Using tensorflow, I am trying to convert a dataframe to a tds so that I can do some NLP work with it. It is all text data.
>>> df.dtypes
title object
headline object
byline object
dateline object
text object
copyright category
country category
industry category
topic category
file object
dtype: object
This is labeled data, where df.topics, df.country, df.industry
are labels for df.text
. I am trying to build a model to predict the topic of the text, given this labeled dataset and using BERT. Before I get to to that, however, I am converting df
into a tds.
import pandas as pd
import numpy as np
import tensorflow as tf
from transformers import AutoTokenizer
import tensorflow_hub as hub
import tensorflow_text as text
from sklearn.model_selection import train_test_split
# Load tokenizer and logger
tf.get_logger().setLevel('ERROR')
tokenizer = AutoTokenizer.from_pretrained('roberta-large')
# Load dataframe with just text and topic columns
df = pd.read_csv('test_dataset.csv', sep='|',
dtype={'topic': 'category', 'country': 'category', 'industry': 'category', 'copyright': 'category'})

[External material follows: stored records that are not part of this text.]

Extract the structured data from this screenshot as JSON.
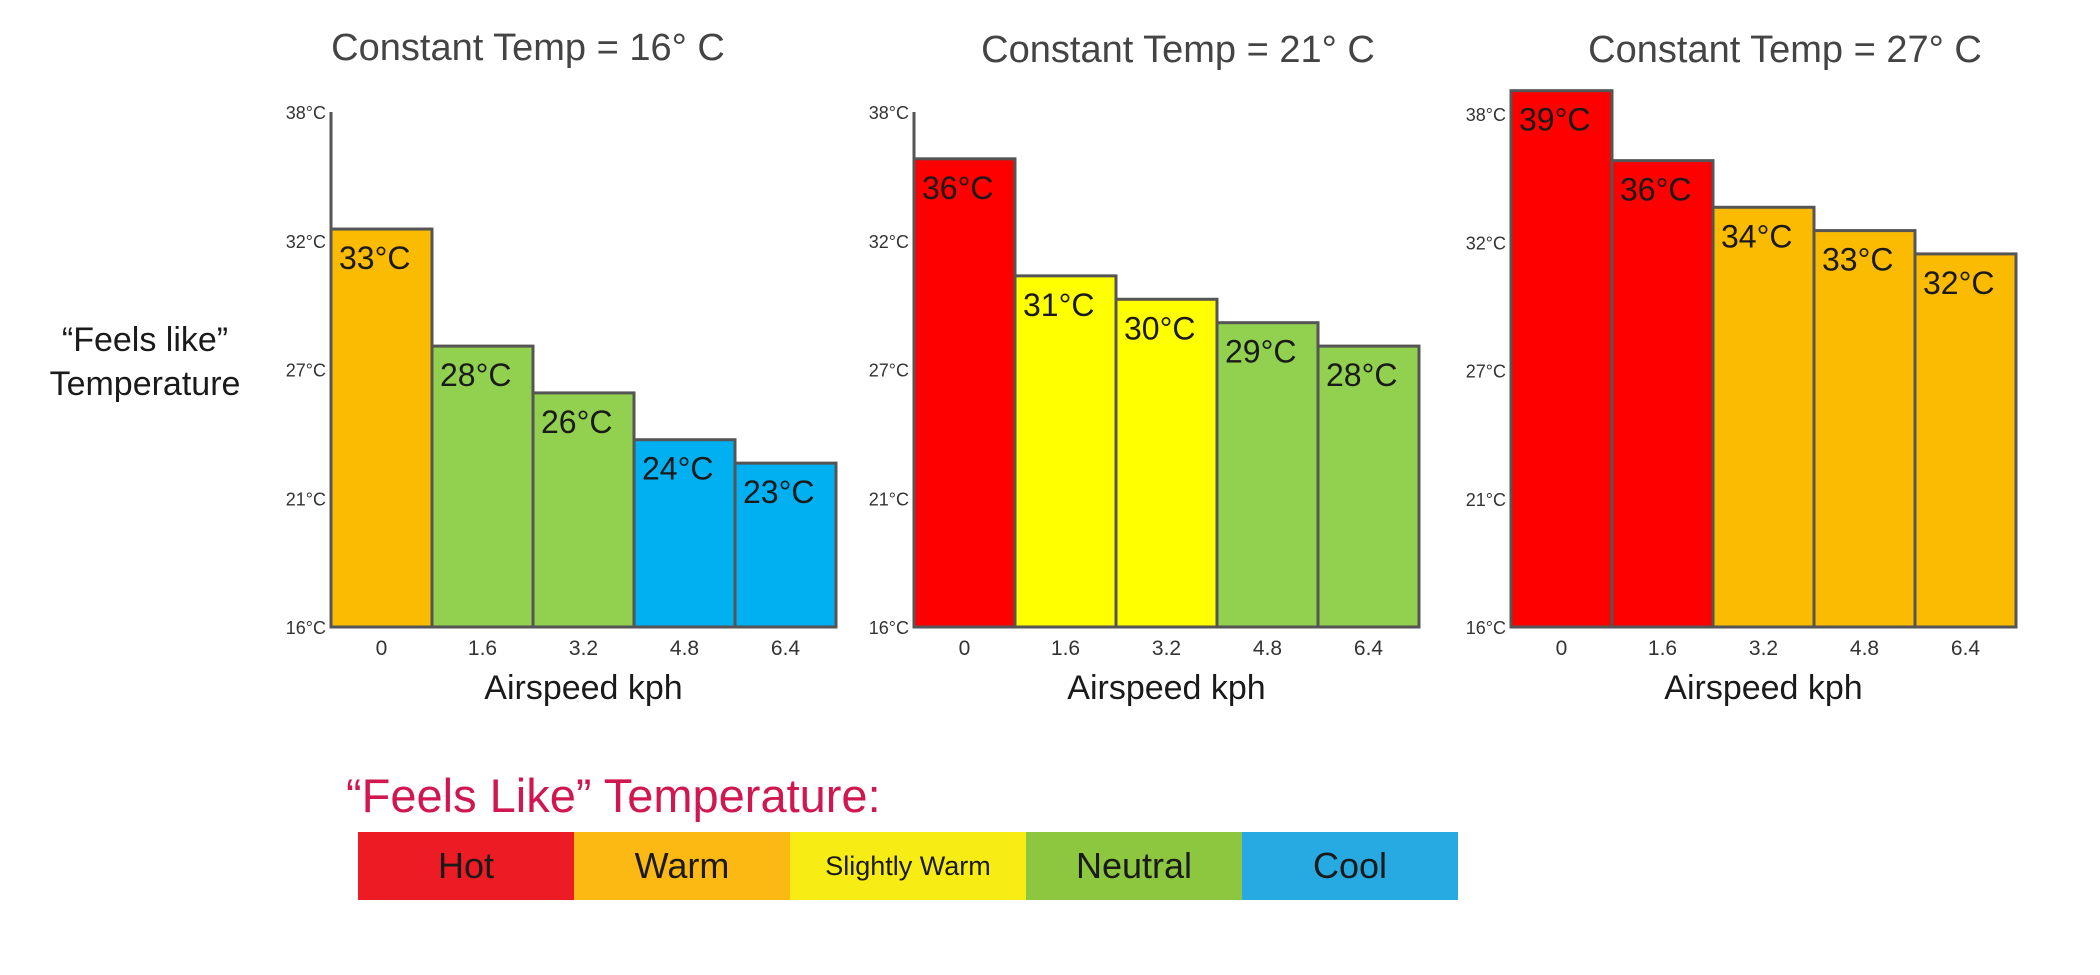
{
  "shared": {
    "ylabel_lines": [
      "“Feels like”",
      "Temperature"
    ],
    "xlabel": "Airspeed kph",
    "categories": [
      "0",
      "1.6",
      "3.2",
      "4.8",
      "6.4"
    ],
    "y_ticks": [
      "16°C",
      "21°C",
      "27°C",
      "32°C",
      "38°C"
    ],
    "ylim": [
      16,
      38
    ]
  },
  "chart_data": [
    {
      "type": "bar",
      "title": "Constant Temp = 16° C",
      "xlabel": "Airspeed kph",
      "categories": [
        "0",
        "1.6",
        "3.2",
        "4.8",
        "6.4"
      ],
      "values": [
        33,
        28,
        26,
        24,
        23
      ],
      "value_labels": [
        "33°C",
        "28°C",
        "26°C",
        "24°C",
        "23°C"
      ],
      "bar_colors": [
        "#fbbb00",
        "#92d050",
        "#92d050",
        "#00b0f0",
        "#00b0f0"
      ],
      "y_ticks": [
        "16°C",
        "21°C",
        "27°C",
        "32°C",
        "38°C"
      ],
      "ylim": [
        16,
        38
      ]
    },
    {
      "type": "bar",
      "title": "Constant Temp = 21° C",
      "xlabel": "Airspeed kph",
      "categories": [
        "0",
        "1.6",
        "3.2",
        "4.8",
        "6.4"
      ],
      "values": [
        36,
        31,
        30,
        29,
        28
      ],
      "value_labels": [
        "36°C",
        "31°C",
        "30°C",
        "29°C",
        "28°C"
      ],
      "bar_colors": [
        "#ff0000",
        "#ffff00",
        "#ffff00",
        "#92d050",
        "#92d050"
      ],
      "y_ticks": [
        "16°C",
        "21°C",
        "27°C",
        "32°C",
        "38°C"
      ],
      "ylim": [
        16,
        38
      ]
    },
    {
      "type": "bar",
      "title": "Constant Temp = 27° C",
      "xlabel": "Airspeed kph",
      "categories": [
        "0",
        "1.6",
        "3.2",
        "4.8",
        "6.4"
      ],
      "values": [
        39,
        36,
        34,
        33,
        32
      ],
      "value_labels": [
        "39°C",
        "36°C",
        "34°C",
        "33°C",
        "32°C"
      ],
      "bar_colors": [
        "#ff0000",
        "#ff0000",
        "#fbbb00",
        "#fbbb00",
        "#fbbb00"
      ],
      "y_ticks": [
        "16°C",
        "21°C",
        "27°C",
        "32°C",
        "38°C"
      ],
      "ylim": [
        16,
        38
      ]
    }
  ],
  "legend": {
    "title": "“Feels Like” Temperature:",
    "items": [
      {
        "label": "Hot",
        "color": "#ed1c24"
      },
      {
        "label": "Warm",
        "color": "#fdb913"
      },
      {
        "label": "Slightly Warm",
        "color": "#f7ec13"
      },
      {
        "label": "Neutral",
        "color": "#8dc63f"
      },
      {
        "label": "Cool",
        "color": "#27aae1"
      }
    ]
  }
}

# Split dataset into train, test, val (70, 15, 15)
train, test = train_test_split(df, test_size=0.15)
train, val = train_test_split(train, test_size=0.15)
# Convert df to tds
train_ds = tf.data.Dataset.from_tensor_slices(dict(train))
val_ds = tf.data.Dataset.from_tensor_slices(dict(val))

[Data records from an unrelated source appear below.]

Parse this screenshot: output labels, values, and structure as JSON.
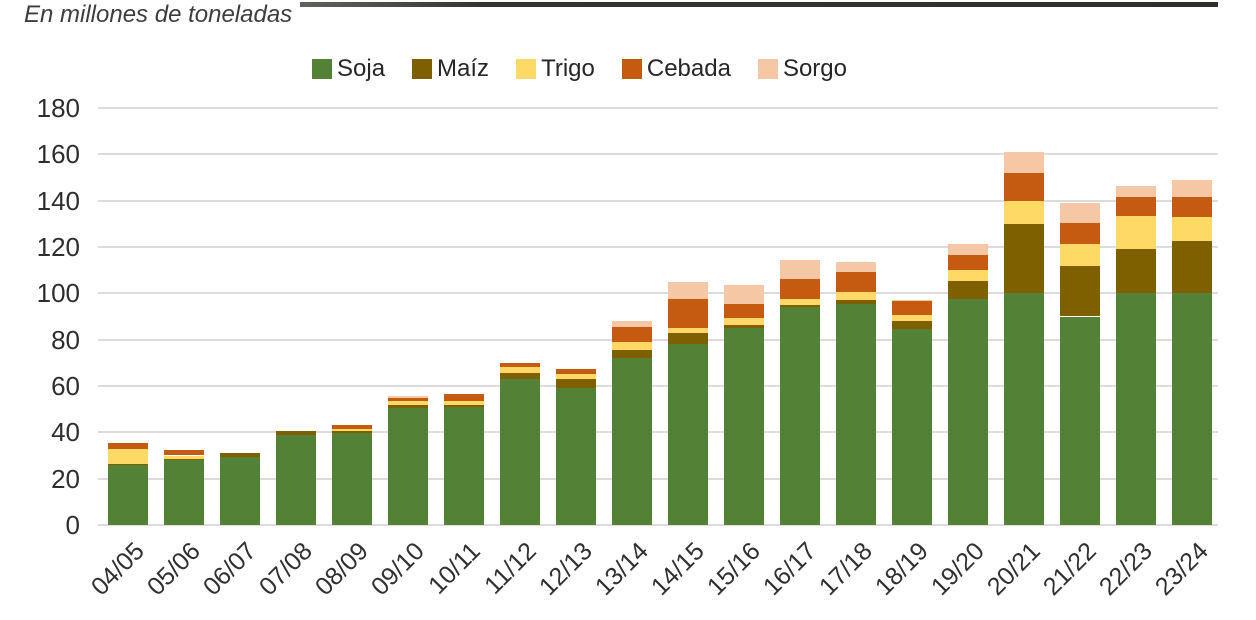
{
  "title": "En millones de toneladas",
  "colors": {
    "soja": "#538135",
    "maiz": "#7F6000",
    "trigo": "#FFD966",
    "cebada": "#C55A11",
    "sorgo": "#F5C7A5",
    "gridline": "#dcdcdc",
    "axis_text": "#2e2e2e",
    "title_text": "#3d3d3d"
  },
  "chart_data": {
    "type": "bar",
    "stacked": true,
    "title": "En millones de toneladas",
    "categories": [
      "04/05",
      "05/06",
      "06/07",
      "07/08",
      "08/09",
      "09/10",
      "10/11",
      "11/12",
      "12/13",
      "13/14",
      "14/15",
      "15/16",
      "16/17",
      "17/18",
      "18/19",
      "19/20",
      "20/21",
      "21/22",
      "22/23",
      "23/24"
    ],
    "series": [
      {
        "name": "Soja",
        "color": "#538135",
        "values": [
          26,
          28,
          29.5,
          39,
          39.5,
          50.5,
          51,
          63,
          59,
          72,
          78,
          85,
          94,
          95.5,
          84.5,
          97.5,
          100,
          90,
          100,
          100
        ]
      },
      {
        "name": "Maíz",
        "color": "#7F6000",
        "values": [
          0.5,
          0.5,
          1.5,
          1.5,
          1,
          1.5,
          1,
          2.5,
          4,
          3.5,
          5,
          1.5,
          1,
          1.5,
          3.5,
          8,
          30,
          22,
          19,
          22.5
        ]
      },
      {
        "name": "Trigo",
        "color": "#FFD966",
        "values": [
          6.5,
          1.5,
          0,
          0,
          1,
          1.5,
          1.5,
          2.5,
          2,
          3.5,
          2,
          3,
          2.5,
          3.5,
          2.5,
          4.5,
          10,
          9.5,
          14.5,
          10.5
        ]
      },
      {
        "name": "Cebada",
        "color": "#C55A11",
        "values": [
          2.5,
          2.5,
          0,
          0,
          1.5,
          1.5,
          3,
          2,
          2.5,
          6.5,
          12.5,
          6,
          8.5,
          8.5,
          6,
          6.5,
          12,
          9,
          8,
          8.5
        ]
      },
      {
        "name": "Sorgo",
        "color": "#F5C7A5",
        "values": [
          0,
          0,
          0,
          0,
          0,
          0.5,
          0,
          0,
          0,
          2.5,
          7.5,
          8,
          8.5,
          4.5,
          0.5,
          5,
          9,
          8.5,
          5,
          7.5
        ]
      }
    ],
    "xlabel": "",
    "ylabel": "",
    "ylim": [
      0,
      180
    ],
    "yticks": [
      0,
      20,
      40,
      60,
      80,
      100,
      120,
      140,
      160,
      180
    ],
    "grid": true,
    "legend_position": "top"
  }
}
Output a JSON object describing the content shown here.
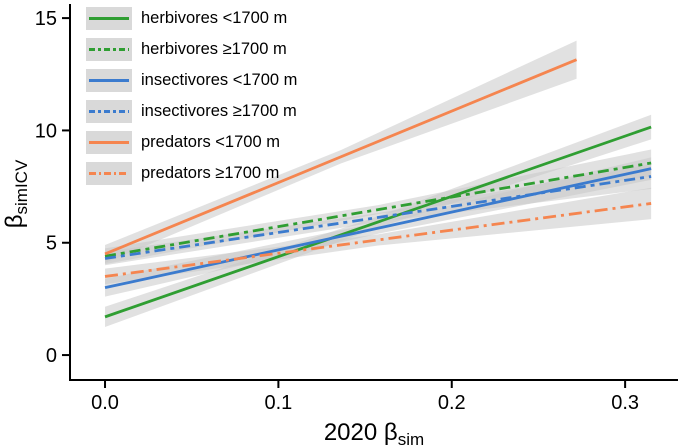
{
  "chart_data": {
    "type": "line",
    "title": "",
    "xlabel": {
      "text": "2020 β",
      "sub": "sim"
    },
    "ylabel": {
      "text": "β",
      "sub": "simICV"
    },
    "xlim": [
      -0.0202,
      0.3305
    ],
    "ylim": [
      -1.11,
      15.45
    ],
    "x_ticks": [
      {
        "v": 0.0,
        "label": "0.0"
      },
      {
        "v": 0.1,
        "label": "0.1"
      },
      {
        "v": 0.2,
        "label": "0.2"
      },
      {
        "v": 0.3,
        "label": "0.3"
      }
    ],
    "y_ticks": [
      {
        "v": 0,
        "label": "0"
      },
      {
        "v": 5,
        "label": "5"
      },
      {
        "v": 10,
        "label": "10"
      },
      {
        "v": 15,
        "label": "15"
      }
    ],
    "grid": false,
    "legend_position": "top-left-inside",
    "band_color": "#c9c9c9",
    "band_opacity": 0.55,
    "axis_color": "#000000",
    "series": [
      {
        "label": "herbivores <1700 m",
        "color": "#2f9e32",
        "style": "solid",
        "dash": "",
        "legend_dash": "",
        "x": [
          0.0,
          0.315
        ],
        "y": [
          1.7,
          10.15
        ],
        "ci": [
          0.45,
          0.25,
          0.55
        ]
      },
      {
        "label": "herbivores ≥1700 m",
        "color": "#2f9e32",
        "style": "dashed",
        "dash": "11,5,4,5",
        "legend_dash": "6,3,3,3",
        "x": [
          0.0,
          0.315
        ],
        "y": [
          4.4,
          8.55
        ],
        "ci": [
          0.35,
          0.2,
          0.6
        ]
      },
      {
        "label": "insectivores <1700 m",
        "color": "#3b7bce",
        "style": "solid",
        "dash": "",
        "legend_dash": "",
        "x": [
          0.0,
          0.315
        ],
        "y": [
          3.0,
          8.3
        ],
        "ci": [
          0.4,
          0.25,
          0.5
        ]
      },
      {
        "label": "insectivores ≥1700 m",
        "color": "#3b7bce",
        "style": "dashed",
        "dash": "11,5,4,5",
        "legend_dash": "6,3,3,3",
        "x": [
          0.0,
          0.315
        ],
        "y": [
          4.3,
          7.95
        ],
        "ci": [
          0.3,
          0.2,
          0.55
        ]
      },
      {
        "label": "predators <1700 m",
        "color": "#f5854f",
        "style": "solid",
        "dash": "",
        "legend_dash": "",
        "x": [
          0.0,
          0.272
        ],
        "y": [
          4.5,
          13.15
        ],
        "ci": [
          0.4,
          0.3,
          0.85
        ]
      },
      {
        "label": "predators ≥1700 m",
        "color": "#f5854f",
        "style": "dash-dot",
        "dash": "13,5,3,5",
        "legend_dash": "7,3,2,3",
        "x": [
          0.0,
          0.315
        ],
        "y": [
          3.5,
          6.75
        ],
        "ci": [
          0.35,
          0.25,
          0.7
        ]
      }
    ]
  }
}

test_ds = tf.data.Dataset.from_tensor_slices(dict(test))
for feature_batch, label_batch in train_ds.take(1):
print('Every feature:', list(feature_batch.keys()))

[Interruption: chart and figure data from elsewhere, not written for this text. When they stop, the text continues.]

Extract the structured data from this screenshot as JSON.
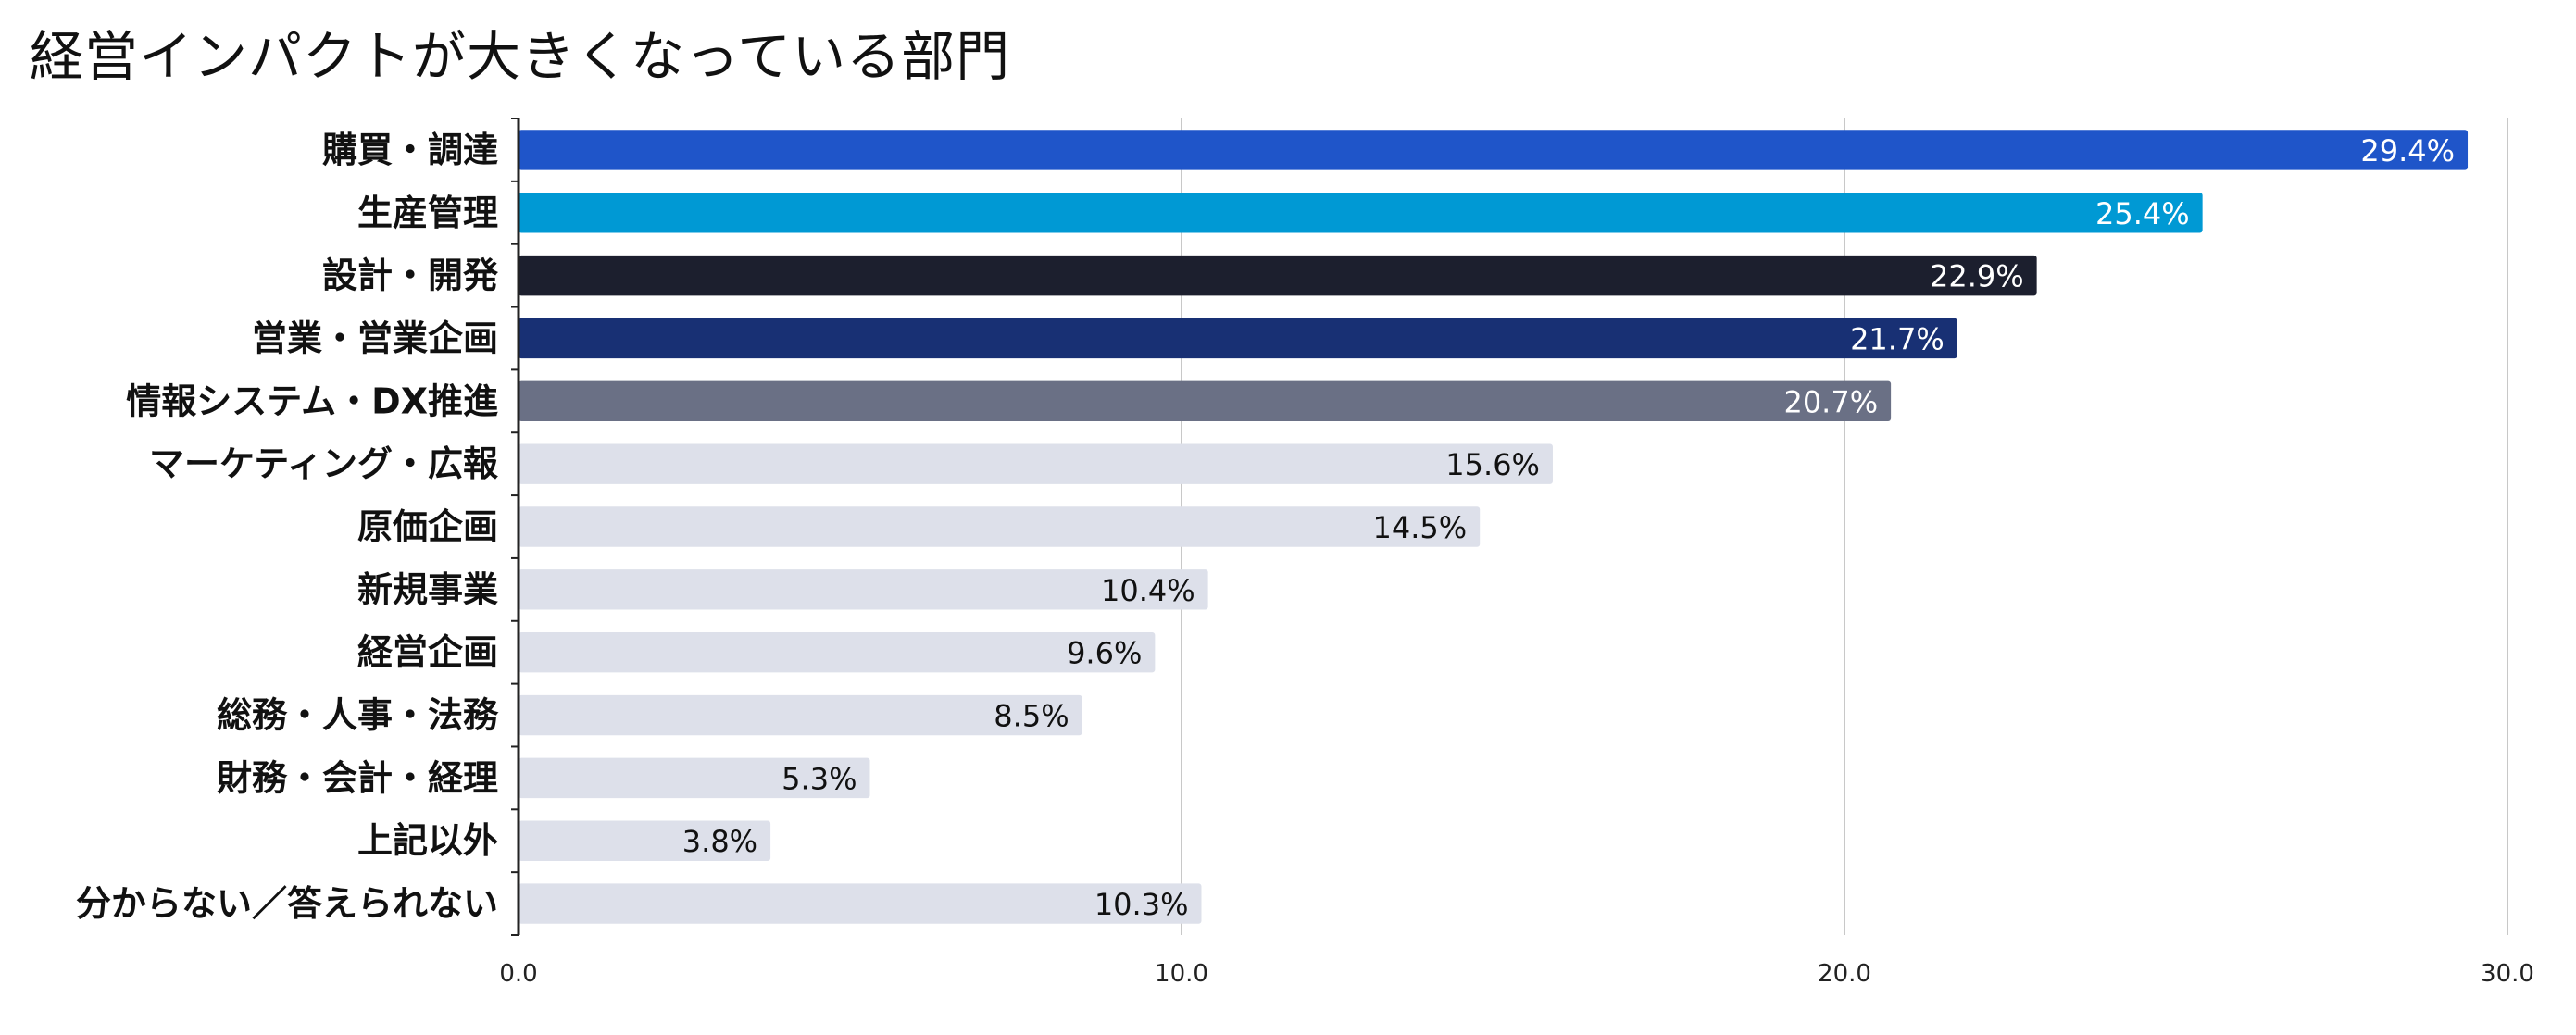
{
  "chart_data": {
    "type": "bar",
    "orientation": "horizontal",
    "title": "経営インパクトが大きくなっている部門",
    "categories": [
      "購買・調達",
      "生産管理",
      "設計・開発",
      "営業・営業企画",
      "情報システム・DX推進",
      "マーケティング・広報",
      "原価企画",
      "新規事業",
      "経営企画",
      "総務・人事・法務",
      "財務・会計・経理",
      "上記以外",
      "分からない／答えられない"
    ],
    "values": [
      29.4,
      25.4,
      22.9,
      21.7,
      20.7,
      15.6,
      14.5,
      10.4,
      9.6,
      8.5,
      5.3,
      3.8,
      10.3
    ],
    "value_labels": [
      "29.4%",
      "25.4%",
      "22.9%",
      "21.7%",
      "20.7%",
      "15.6%",
      "14.5%",
      "10.4%",
      "9.6%",
      "8.5%",
      "5.3%",
      "3.8%",
      "10.3%"
    ],
    "bar_colors": [
      "#1f55c9",
      "#0099d4",
      "#1c1f2e",
      "#183074",
      "#6a7085",
      "#dde0ea",
      "#dde0ea",
      "#dde0ea",
      "#dde0ea",
      "#dde0ea",
      "#dde0ea",
      "#dde0ea",
      "#dde0ea"
    ],
    "label_colors": [
      "#ffffff",
      "#ffffff",
      "#ffffff",
      "#ffffff",
      "#ffffff",
      "#111111",
      "#111111",
      "#111111",
      "#111111",
      "#111111",
      "#111111",
      "#111111",
      "#111111"
    ],
    "xlim": [
      0,
      30
    ],
    "xticks": [
      "0.0",
      "10.0",
      "20.0",
      "30.0"
    ],
    "grid": true
  }
}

print('A batch of topics:', feature_batch['topic'])
print('A batch of targets:', label_batch )
I am getting ValueError: Failed to convert a NumPy array to a Tensor (Unsupported object type float).
on line 23, in <module> train_ds = tf.data.Dataset.from_tensor_slices(dict(train))
.
How can this be the case when this is all text data? How do I fix this?
I have looked at Tensorflow - ValueError: Failed to convert a NumPy array to a Tensor (Unsupported object type float) but it does not solve my problem.